The relationship between the normalized precipitable water and normalized precipitation also affects model-projected response to warming. Models on the steep part of the non-linear relationship show broader range of sensitivity to warming than those on the flat part (Figs. 6b, 7b). On average models with low normalized precipitable water (i.e., those with good agreement with observation and reanalysis) project a 15% increase between 1996 and 2005 and 2091-2011 under the RCP8.5 scenario with a spread of 10%, while models with higher precipitable water project a mean increase of about 28% increase with a spread of 31%. Therefore, both the multi-model mean projected 20% increase by the end of the century and the 26% spread among all the models are likely overestimates that are heavily skewed by the non-linearity and the larger number of models with higher precipitable water, as discussed above. Bollasina and Ming (2012) also noted the important role of model biases in the southwestern EIO on South Asian monsoon rainfall biases. Based on experiments from a single model, they attributed the relationship between EIO and monsoon rainfall biases to the model excess response to the local meridional SST gradient. Ashfaq et al. (2016) noted that diabatic processes over land also influence monsoon rainfall biases. Levine et al. (2013) showed that cold SST bias in the Arabian Sea contributes to weak summer monsoon in models. Here our analysis of correlations (Fig. 2) points to the convection over the EIO in spring as the source of anomalous northeasterly winds that delay the onset of the summer monsoon and cool the Arabian Sea that may further weaken the summer monsoon, as noted by Levine et al. (2013). We further identify the normalized precipitable water over the EIO as a critical parameter distinguishing model skill in simulating South Asian monsoon precipitation and highlight the far-reaching impact of model biases and uncertainties in the treatment of tropical convection over the oceans on regional precipitation over land.

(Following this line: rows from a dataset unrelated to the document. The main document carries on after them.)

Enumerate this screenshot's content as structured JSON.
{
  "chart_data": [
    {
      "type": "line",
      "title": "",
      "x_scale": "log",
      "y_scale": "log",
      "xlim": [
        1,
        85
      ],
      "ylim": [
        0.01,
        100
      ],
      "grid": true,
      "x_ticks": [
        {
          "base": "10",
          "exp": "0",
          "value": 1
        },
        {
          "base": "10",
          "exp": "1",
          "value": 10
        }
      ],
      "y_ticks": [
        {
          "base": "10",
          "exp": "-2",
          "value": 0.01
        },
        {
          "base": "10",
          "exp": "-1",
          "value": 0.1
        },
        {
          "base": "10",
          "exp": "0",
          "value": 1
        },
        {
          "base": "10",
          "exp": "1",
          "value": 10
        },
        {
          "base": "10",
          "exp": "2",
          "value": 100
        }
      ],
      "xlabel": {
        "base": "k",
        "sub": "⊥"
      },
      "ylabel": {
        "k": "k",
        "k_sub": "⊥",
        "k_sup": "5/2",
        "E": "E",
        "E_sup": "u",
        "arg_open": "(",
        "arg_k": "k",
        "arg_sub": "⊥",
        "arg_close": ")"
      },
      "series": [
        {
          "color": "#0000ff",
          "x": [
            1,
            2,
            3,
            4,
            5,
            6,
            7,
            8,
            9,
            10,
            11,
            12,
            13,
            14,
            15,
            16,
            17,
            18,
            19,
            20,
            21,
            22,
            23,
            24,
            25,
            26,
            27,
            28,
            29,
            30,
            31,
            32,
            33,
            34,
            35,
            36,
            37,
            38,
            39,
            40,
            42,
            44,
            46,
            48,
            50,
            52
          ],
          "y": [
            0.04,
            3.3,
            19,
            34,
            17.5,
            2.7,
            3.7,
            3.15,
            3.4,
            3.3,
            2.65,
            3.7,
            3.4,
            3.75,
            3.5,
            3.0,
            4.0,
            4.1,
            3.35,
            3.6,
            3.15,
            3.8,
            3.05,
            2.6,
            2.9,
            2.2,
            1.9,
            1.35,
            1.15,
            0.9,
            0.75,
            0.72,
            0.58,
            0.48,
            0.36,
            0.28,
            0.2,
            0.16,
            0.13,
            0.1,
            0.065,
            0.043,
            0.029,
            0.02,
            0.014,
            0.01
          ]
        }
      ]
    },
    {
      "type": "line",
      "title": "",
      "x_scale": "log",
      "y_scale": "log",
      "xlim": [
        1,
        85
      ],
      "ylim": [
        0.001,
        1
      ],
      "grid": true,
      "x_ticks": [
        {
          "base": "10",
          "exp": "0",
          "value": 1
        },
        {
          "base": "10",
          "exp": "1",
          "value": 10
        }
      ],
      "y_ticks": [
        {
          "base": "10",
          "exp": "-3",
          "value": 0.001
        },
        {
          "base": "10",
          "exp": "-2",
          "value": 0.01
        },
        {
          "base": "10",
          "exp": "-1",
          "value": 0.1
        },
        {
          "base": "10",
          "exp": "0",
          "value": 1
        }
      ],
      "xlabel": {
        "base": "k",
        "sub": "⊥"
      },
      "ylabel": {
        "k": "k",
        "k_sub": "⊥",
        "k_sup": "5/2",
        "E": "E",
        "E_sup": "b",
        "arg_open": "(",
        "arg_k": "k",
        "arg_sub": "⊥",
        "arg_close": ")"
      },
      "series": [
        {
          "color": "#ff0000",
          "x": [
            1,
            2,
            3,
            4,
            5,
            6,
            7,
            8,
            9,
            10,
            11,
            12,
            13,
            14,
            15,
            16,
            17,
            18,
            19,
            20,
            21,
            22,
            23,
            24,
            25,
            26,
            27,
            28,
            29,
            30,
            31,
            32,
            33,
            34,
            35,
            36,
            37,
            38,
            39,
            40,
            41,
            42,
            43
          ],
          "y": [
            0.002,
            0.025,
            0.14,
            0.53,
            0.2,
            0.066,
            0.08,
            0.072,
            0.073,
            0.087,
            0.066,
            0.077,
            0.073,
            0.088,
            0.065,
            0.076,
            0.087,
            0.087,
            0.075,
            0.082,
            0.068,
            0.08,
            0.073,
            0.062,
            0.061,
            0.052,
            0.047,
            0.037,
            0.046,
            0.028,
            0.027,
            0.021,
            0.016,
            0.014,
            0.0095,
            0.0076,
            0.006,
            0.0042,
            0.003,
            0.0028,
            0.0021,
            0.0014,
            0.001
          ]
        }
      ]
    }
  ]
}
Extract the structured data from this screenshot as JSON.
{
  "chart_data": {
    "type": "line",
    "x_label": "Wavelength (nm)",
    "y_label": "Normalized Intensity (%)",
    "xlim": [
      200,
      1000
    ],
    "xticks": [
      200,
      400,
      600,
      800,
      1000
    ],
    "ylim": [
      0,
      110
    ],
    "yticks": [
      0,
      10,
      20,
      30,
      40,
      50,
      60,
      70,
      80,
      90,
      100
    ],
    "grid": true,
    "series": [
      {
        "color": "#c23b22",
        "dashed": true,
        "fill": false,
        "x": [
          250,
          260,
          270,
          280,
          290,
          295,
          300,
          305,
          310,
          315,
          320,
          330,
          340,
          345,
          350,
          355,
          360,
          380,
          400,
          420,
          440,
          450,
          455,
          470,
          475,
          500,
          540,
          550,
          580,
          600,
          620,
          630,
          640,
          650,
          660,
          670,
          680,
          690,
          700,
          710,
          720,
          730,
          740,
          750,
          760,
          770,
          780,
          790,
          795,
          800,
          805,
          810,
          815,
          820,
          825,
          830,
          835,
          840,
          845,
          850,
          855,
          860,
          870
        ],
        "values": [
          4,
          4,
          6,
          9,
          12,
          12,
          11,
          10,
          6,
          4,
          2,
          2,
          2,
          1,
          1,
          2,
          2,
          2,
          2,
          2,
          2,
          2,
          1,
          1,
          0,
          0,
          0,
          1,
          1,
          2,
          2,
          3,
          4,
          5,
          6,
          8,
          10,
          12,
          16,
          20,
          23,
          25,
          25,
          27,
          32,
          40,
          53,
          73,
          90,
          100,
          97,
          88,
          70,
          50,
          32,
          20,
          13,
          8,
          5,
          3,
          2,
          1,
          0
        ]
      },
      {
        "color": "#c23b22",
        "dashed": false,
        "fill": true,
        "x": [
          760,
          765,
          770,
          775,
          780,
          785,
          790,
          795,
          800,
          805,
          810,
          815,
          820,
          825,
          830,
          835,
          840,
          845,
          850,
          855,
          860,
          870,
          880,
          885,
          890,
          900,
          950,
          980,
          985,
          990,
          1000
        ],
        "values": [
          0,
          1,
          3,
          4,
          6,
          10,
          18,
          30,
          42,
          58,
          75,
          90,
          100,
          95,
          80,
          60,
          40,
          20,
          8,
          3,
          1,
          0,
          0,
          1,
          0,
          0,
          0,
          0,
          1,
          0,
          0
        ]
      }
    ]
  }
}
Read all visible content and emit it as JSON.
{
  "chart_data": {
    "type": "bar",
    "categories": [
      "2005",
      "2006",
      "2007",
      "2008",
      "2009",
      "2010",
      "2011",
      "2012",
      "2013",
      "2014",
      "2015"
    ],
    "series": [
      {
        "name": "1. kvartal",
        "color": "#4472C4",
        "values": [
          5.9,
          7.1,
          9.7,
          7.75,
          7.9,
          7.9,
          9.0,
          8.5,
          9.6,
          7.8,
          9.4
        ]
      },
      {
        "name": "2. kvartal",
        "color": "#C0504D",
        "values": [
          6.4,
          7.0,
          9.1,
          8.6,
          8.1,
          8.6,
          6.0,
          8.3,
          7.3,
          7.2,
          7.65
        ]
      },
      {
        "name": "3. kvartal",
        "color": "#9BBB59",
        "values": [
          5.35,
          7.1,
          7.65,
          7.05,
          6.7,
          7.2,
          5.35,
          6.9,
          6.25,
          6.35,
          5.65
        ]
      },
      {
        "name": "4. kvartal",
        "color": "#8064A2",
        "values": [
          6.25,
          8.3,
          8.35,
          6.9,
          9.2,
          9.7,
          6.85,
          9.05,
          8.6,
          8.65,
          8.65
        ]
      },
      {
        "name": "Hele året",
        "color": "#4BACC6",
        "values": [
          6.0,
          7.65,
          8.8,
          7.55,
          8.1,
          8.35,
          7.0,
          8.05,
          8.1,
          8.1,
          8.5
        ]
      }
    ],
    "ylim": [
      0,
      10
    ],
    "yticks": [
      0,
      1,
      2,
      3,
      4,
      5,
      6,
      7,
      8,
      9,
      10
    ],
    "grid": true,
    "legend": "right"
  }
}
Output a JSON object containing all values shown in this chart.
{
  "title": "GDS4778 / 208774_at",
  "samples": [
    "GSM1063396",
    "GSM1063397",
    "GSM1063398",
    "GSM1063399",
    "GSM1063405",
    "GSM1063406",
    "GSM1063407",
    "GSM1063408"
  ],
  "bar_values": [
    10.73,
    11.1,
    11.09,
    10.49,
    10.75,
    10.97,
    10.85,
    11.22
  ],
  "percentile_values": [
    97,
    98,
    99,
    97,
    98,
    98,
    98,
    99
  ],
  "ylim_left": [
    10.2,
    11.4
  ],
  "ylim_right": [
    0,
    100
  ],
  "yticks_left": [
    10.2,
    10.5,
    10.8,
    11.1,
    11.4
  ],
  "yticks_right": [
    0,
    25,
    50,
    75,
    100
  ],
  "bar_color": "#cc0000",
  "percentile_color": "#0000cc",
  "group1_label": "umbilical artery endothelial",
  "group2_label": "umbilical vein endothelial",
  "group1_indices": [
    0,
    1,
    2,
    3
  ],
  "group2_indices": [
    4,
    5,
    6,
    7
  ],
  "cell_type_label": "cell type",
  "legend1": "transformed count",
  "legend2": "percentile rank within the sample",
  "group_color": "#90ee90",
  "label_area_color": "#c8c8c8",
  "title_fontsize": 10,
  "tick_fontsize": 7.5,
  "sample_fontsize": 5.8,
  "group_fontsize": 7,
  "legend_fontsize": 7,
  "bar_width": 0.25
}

The non-linear nature of the processes that determine the normalized precipitable water and normalized precipitation implies that they not only amplify small differences in precipitable water to large spread in precipitation, but the non-linear relationship between precipitation and precipitable water can introduce a mean bias in the monsoon precipitation and asymmetric inter-model spread. In a warmer climate, uncertainty in climate sensitivity increases the inter-model spread in precipitable water, which further amplifies the inter-model spread in precipitation through the non-linear relationship between the two. The normalized precipitable water, defined here as the covariance between moisture convergence and precipitation, is a key metric for evaluating the fidelity of climate models, with high predictive power for where a CMIP5 model falls in the non-linear relationship between precipitation and precipitable water in the EIO and whether the model produces a strong or weak monsoon (Fig. 7a). As this parameter directly estimates the sensitivity of convection to small perturbations, it can be used to provide an important constraint on convective parameterizations.